Другую проблему ей было труднее сформулировать словами. У Тоби была хорошая работа. Он любил свою хорошую работу. Он хорошо делал свою хорошую работу. Замечательно. Но еще раньше они договорились, к какой жизни оба стремятся, а этой жизни нельзя было достичь, пока Тоби оставался на своей хорошей работе. Замечательно. Пока они только встречались, Рэйчел об этом не думала. Пока они встречались, она думала о том, как ей повезло полюбить самоотверженного и умного человека, который хочет помогать страждущим. Но у них были общие ценности, о которых они договорились. Как-то ночью Рэйчел и Тоби лежали на ее узенькой кровати в общежитии, накрывшись с головой одеялом, и она шепотом рассказала ему всё о своей школе, и о Кэтрин Х., и о теннисе, и о том телефонном звонке. Она сказала, что не хочет, чтобы ее дети прошли через то же самое. Тоби сказал: «Я этого не допущу никогда в жизни». Он говорил об эмоциональной поддержке. А она – о финансовой. Может, на самом деле они ни о чем не договорились.

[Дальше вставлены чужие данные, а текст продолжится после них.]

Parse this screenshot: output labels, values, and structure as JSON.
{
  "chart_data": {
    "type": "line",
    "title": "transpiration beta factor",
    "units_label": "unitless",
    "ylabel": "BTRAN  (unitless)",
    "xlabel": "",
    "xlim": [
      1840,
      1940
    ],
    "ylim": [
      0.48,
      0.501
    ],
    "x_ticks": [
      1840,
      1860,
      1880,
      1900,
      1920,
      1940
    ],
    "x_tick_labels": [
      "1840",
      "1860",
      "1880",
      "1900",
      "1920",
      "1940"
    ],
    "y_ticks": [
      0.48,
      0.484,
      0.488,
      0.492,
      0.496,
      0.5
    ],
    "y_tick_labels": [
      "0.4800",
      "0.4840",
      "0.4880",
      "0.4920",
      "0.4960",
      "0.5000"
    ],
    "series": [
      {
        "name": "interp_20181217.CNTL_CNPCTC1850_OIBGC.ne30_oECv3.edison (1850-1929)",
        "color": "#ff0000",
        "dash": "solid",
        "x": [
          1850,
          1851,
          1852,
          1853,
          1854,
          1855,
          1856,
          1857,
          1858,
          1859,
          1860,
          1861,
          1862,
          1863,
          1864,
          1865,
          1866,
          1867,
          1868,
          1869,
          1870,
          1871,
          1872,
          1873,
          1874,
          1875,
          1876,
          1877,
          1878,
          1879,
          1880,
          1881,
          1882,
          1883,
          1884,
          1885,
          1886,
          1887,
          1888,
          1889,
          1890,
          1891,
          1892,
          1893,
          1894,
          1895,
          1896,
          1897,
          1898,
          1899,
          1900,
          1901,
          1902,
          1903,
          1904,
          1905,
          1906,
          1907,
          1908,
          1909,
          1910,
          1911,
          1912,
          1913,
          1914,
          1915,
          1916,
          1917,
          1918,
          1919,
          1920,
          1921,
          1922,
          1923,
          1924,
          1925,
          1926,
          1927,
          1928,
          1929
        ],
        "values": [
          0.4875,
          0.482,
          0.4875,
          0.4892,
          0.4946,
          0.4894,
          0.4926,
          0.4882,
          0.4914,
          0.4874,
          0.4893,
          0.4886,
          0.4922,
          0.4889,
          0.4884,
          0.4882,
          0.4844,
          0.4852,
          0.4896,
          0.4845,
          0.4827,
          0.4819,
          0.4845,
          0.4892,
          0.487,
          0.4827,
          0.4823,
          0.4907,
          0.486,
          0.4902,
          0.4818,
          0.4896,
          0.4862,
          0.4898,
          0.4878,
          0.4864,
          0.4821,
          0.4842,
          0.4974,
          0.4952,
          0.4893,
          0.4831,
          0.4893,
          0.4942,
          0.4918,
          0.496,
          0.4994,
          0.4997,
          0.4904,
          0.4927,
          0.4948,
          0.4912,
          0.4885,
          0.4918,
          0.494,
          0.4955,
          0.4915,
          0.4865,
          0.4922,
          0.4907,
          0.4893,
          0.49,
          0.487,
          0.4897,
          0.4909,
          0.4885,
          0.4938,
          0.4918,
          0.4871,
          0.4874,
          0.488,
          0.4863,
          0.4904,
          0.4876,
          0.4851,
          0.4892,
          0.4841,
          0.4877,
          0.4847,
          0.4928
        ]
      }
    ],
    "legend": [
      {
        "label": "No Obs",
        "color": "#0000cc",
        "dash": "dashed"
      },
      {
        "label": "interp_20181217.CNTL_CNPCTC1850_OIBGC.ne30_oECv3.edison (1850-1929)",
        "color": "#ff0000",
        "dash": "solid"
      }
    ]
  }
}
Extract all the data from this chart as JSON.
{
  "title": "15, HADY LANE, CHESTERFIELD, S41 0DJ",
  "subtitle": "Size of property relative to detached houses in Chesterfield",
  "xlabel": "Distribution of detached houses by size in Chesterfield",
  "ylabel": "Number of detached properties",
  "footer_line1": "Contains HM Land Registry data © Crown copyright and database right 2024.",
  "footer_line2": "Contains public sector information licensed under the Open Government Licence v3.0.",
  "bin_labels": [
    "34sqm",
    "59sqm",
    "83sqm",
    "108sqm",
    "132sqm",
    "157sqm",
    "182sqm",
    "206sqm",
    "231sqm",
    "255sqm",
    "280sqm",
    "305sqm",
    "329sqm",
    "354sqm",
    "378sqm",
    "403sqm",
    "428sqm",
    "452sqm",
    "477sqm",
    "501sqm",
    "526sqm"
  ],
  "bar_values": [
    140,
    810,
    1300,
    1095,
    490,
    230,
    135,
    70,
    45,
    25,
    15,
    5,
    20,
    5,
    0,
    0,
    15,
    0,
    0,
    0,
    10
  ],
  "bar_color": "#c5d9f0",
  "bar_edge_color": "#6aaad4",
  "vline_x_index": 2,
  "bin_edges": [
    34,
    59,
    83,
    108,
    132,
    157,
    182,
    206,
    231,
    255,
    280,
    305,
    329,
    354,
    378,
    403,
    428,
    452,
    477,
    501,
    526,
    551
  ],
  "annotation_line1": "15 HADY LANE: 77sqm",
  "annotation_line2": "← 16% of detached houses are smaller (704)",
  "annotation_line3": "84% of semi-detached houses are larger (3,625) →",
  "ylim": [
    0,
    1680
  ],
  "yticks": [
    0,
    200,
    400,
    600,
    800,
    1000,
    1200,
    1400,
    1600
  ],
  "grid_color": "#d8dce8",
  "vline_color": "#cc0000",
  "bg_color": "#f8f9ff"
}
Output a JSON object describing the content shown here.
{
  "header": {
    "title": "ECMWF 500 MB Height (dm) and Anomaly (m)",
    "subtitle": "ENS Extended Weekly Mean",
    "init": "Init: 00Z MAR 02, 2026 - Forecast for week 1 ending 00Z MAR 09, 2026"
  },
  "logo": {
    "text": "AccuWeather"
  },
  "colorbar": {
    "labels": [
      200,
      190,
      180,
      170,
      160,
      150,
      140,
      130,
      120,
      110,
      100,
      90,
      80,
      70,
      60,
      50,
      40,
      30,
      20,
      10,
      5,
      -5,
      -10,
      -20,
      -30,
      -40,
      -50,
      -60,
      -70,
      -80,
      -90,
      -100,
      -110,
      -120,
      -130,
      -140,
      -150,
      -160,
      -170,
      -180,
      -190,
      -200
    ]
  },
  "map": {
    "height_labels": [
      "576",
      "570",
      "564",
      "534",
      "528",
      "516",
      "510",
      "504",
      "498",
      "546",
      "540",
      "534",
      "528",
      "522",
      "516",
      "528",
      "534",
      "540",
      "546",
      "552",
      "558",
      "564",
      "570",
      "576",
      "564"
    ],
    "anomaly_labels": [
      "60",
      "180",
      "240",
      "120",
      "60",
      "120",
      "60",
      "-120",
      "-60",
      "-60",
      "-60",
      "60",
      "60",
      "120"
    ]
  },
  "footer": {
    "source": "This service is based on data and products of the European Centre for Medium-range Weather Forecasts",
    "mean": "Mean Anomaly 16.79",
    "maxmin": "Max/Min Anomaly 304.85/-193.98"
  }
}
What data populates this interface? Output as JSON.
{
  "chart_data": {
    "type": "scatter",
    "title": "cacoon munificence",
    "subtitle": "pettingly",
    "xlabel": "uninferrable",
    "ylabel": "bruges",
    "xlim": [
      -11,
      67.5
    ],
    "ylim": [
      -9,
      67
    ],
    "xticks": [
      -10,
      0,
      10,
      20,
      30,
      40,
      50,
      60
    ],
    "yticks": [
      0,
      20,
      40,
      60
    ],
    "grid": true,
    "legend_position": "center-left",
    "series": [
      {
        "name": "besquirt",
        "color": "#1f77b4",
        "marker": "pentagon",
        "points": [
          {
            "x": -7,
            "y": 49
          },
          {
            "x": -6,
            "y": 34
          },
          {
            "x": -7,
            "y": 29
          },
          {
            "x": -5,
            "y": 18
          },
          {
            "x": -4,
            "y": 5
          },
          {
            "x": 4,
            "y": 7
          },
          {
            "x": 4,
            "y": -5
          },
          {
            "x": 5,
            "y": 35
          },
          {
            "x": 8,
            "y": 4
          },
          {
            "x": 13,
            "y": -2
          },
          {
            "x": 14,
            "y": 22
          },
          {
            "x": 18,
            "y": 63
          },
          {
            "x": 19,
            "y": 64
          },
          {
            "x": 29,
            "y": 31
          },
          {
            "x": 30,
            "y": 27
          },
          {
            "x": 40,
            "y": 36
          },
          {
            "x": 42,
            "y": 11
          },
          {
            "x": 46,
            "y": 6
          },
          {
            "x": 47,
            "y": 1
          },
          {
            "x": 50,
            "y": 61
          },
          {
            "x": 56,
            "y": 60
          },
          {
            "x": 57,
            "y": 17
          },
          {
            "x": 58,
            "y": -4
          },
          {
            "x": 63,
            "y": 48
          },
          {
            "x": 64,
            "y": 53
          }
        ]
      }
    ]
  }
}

Много лет она пыталась подтолкнуть его наверх, пыталась заставить хотеть большего, но ничего не выходило. Он сказал, что больше денег – это, конечно, хорошо, но она толкает его на нечто совершенно отличное от того, чем он занимается сейчас, то есть от исцеления больных. (Чувство собственной правоты играло весьма важную роль в этих разговорах.) Вовсе нет, говорила она. Если я буду заниматься чем угодно, кроме своей нынешней работы, я буду чувствовать себя растленным и морально омерзительным типом, говорил он. Да, говорила она. Ей тоже хотелось бы нести миру добро и счастье. Но как насчет того, чтобы сначала принести добро и счастье своим собственным детям?
«Можно куда-нибудь переехать», – предлагал он.
Но где еще она могла бы делать то, что делает сейчас? Да, конечно, где-нибудь в сельской части Пенсильвании они жили бы на его зарплату как короли. Но для Рэйчел этот переезд был бы смертным приговором.
«Я никогда не притворялся другим человеком», – говорил Тоби.